The big take-aways that I personally got from the race this year interestingly enough reflected closely the keys that we use as a company to be successful.
High levels of communication- at each point along the way, from getting participants ready months in advance, to the day-of communication between all participants and volunteers, the high level of communication that we had made our run go as smoothly as possibly.
The right people will play- meaning that we had the right people in the right place for us to succeed. People with the same attitude of success pushing towards a common goal. (i.e.- Luke pushing himself to puking, Berger fighting through the adversity of his stress fracture, Cory running with his teammate for motivation, and everyone fighting their best to come from a 26th place start to a 12th place finish in our corporate category)
Follow the systems- Our key to success was laid out in front of us every step of the way. Our training programs were laid out clearly for us to follow, our race directions and maps were made up for us to get us to each transition smoothly, the itinerary was laid out clearly in the A-Z. Being successful was as easy as not deviating from the path.

I am very excited to take part again next year in the Haney to Harrison race as it was a fun way to grow as a team and be competitive. I look forward to both West Van and White Rock also getting a team together so that we could potentially set up a little bit of a friendly wager… anyone interested?

Monday, November 16, 2009


On Monday November the 2nd we posted a new idea about ‘Currency’ and that every person has different currencies or values that are unique to their individuality. Depending on the stage of life we are in, values or currencies may change while some remain forever the same. Understanding this as well as knowing that when we live by our values we are more likely to succeed, think how far we would get if we accepted ‘Challenge’ as one of our personal currencies.

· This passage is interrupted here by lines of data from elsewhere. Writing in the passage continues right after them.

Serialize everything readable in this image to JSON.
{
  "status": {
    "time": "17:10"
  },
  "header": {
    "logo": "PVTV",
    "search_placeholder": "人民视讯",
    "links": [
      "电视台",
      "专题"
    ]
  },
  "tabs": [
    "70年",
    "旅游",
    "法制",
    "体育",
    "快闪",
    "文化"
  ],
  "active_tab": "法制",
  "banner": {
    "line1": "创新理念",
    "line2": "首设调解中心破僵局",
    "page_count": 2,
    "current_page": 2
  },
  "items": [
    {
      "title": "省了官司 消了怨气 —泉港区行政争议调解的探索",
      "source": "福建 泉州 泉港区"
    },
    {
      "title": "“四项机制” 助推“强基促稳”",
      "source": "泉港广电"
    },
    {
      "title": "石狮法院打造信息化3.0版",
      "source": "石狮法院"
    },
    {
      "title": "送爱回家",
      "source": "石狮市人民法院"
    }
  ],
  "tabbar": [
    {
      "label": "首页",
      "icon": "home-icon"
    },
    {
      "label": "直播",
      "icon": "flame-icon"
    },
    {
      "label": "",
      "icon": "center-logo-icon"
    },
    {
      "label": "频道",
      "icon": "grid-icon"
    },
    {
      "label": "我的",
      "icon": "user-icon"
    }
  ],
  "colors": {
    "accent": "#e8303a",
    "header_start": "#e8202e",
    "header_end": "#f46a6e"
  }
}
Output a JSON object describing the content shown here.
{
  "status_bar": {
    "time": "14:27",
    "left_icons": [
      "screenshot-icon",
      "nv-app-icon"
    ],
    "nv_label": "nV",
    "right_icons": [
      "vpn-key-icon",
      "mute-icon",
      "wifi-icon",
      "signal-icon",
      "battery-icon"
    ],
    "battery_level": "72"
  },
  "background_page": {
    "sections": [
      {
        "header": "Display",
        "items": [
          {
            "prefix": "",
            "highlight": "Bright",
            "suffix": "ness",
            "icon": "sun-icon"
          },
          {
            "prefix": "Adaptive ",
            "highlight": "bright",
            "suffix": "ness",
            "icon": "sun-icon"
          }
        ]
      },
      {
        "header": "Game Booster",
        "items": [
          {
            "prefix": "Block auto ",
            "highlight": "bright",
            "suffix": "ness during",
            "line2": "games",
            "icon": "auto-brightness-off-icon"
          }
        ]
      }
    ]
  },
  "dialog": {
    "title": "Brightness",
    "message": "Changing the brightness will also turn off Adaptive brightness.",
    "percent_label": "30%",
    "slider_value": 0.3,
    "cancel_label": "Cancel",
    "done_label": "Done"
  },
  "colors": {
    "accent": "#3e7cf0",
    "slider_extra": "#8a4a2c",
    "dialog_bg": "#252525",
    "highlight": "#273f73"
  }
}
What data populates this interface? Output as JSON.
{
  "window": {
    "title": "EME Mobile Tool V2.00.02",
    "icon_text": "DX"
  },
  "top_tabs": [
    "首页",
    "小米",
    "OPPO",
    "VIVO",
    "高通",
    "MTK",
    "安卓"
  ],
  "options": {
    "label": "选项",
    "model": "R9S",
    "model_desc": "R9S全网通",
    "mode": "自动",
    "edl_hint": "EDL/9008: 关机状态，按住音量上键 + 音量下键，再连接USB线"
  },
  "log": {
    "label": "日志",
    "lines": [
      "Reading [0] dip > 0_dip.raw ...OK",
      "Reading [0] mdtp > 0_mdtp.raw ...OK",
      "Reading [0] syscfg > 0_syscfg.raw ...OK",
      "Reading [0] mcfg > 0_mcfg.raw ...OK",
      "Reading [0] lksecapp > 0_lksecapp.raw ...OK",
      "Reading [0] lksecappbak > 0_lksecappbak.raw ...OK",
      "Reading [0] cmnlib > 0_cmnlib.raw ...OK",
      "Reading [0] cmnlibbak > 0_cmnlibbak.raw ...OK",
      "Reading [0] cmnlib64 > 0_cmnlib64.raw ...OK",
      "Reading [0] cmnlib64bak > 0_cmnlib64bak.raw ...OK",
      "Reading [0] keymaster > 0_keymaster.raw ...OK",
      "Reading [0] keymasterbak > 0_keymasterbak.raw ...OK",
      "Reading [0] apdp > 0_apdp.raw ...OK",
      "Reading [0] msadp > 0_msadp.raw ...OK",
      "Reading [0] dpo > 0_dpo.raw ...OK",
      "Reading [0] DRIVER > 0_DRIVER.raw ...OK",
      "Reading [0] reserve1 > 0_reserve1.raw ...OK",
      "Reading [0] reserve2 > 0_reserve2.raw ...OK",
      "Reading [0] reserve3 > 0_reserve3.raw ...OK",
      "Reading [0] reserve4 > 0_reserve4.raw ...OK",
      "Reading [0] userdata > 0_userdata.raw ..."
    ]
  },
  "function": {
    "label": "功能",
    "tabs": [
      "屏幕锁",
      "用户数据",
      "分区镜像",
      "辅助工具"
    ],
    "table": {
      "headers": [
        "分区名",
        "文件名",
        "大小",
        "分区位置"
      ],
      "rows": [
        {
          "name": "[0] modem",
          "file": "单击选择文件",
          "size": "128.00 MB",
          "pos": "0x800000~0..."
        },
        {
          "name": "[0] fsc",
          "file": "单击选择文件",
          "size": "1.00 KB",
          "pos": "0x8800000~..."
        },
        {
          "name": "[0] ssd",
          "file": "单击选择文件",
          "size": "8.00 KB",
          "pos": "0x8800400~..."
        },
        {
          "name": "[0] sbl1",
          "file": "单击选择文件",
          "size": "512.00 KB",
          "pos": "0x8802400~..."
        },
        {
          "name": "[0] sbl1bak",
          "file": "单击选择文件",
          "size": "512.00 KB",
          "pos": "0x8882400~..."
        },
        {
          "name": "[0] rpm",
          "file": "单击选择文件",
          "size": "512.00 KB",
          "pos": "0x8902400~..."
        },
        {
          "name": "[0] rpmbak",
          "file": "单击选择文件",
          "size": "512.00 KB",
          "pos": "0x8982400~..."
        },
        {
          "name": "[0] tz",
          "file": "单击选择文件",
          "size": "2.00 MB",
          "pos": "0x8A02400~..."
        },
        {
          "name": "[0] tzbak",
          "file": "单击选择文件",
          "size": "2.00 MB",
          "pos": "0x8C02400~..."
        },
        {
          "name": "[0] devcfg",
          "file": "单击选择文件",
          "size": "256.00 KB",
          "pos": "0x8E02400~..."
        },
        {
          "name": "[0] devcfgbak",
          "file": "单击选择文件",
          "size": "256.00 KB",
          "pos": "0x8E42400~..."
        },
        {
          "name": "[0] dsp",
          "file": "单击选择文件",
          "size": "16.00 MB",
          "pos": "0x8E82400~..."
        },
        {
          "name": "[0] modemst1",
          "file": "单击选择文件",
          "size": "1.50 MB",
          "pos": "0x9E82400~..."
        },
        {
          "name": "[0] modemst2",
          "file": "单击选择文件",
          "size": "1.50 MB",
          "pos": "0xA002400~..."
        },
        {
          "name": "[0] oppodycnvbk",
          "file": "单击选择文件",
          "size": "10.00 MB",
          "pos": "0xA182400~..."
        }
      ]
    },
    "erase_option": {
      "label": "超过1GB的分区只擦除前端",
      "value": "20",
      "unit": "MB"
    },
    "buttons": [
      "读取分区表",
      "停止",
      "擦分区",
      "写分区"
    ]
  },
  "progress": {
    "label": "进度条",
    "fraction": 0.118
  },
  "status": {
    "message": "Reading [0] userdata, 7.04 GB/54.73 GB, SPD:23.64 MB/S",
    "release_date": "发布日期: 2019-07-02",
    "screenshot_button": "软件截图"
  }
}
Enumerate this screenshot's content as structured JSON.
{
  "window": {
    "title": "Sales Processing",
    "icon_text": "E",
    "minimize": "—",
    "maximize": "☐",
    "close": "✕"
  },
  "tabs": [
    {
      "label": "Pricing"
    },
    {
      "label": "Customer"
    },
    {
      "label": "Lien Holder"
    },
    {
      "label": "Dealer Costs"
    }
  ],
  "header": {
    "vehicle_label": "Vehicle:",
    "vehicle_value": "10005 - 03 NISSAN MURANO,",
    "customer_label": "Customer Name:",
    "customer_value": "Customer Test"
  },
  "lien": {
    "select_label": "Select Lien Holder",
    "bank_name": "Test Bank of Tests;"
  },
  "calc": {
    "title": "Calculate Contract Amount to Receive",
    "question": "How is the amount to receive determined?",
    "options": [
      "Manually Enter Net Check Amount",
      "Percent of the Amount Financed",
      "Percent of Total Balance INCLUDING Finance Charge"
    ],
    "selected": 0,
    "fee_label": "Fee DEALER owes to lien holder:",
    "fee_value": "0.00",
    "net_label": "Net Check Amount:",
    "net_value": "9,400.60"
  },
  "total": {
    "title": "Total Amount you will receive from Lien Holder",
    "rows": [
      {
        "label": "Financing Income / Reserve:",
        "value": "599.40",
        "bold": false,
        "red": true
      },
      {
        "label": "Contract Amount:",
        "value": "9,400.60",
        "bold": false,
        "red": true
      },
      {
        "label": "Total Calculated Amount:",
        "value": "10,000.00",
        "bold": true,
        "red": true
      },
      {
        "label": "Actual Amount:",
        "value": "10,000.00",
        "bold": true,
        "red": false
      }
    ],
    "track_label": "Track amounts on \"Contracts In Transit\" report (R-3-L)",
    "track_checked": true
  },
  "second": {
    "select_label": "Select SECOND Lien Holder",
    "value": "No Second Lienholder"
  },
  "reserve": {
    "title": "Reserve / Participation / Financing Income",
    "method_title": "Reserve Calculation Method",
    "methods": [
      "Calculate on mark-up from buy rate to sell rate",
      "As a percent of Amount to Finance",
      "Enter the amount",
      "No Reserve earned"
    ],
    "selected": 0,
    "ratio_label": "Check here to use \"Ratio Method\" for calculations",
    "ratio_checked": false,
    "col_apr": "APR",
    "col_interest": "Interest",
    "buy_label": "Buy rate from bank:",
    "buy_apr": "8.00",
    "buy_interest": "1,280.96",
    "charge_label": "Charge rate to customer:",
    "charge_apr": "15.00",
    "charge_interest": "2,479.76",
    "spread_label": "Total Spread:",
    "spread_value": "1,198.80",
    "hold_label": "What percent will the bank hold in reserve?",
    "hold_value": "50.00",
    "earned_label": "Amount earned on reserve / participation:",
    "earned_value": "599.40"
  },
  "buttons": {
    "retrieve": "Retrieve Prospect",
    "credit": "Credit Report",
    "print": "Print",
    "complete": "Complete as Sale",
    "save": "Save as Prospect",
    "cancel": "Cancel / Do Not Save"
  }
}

Embracing ‘Challenge’ as a personal currency means that we appreciate the value in doing new things and avoid the complacency we often naturally accept instead. Doing something new brings the opportunity to learn more about life and to experience things we have not before. By being open to challenge we will ultimately find ourselves accomplishing more than we ever thought we would.

Here are some simple challenges that we can consider to better our lives:
1) Rather than doing the same 30min treadmill run week by week, try it outside and build up week by week until you can run for a total of 60min. Not many people can run for 60 straight minutes, which usually is enough to cover 10km.
2) An artist who enjoys drawing and painting could try using computer applications to create what they normally would on canvas. Conversely, those only ever to use computer programs to draw can try simple pen and paper.
3) At work, try something different. A hair stylist could learn how to color hair rather than only be known for their cuts. A teacher could start coaching one of the school teams to find a new way of connecting with the students.
4) If you play on a sports team, try playing a different position. It will give a greater appreciation for other viewpoints as well as improve your weaknesses.

The hard part of challenge is just that – it is hard. New challenges take us outside of our comfort zone, force us to work at what we are not usually good at and often make us fall on our face. Yet falling followed by the act of getting back up to make another attempt is one of the most powerful choices we can make which forces us to grow and be better. Challenge brings adversity and perseverance through adversity does not just build character, it reveals it.

While challenge promotes growth, it is important not to take on more challenges than one can handle at a given time. The best way to approach a challenge is to face it head on, learn and master it before taking on another. Having challenge as a personal value is something that will shake the foundations of routine, overcome plateau and make us stronger individuals better equipped to face some of the tougher challenges that life may throw at us when we least expect it.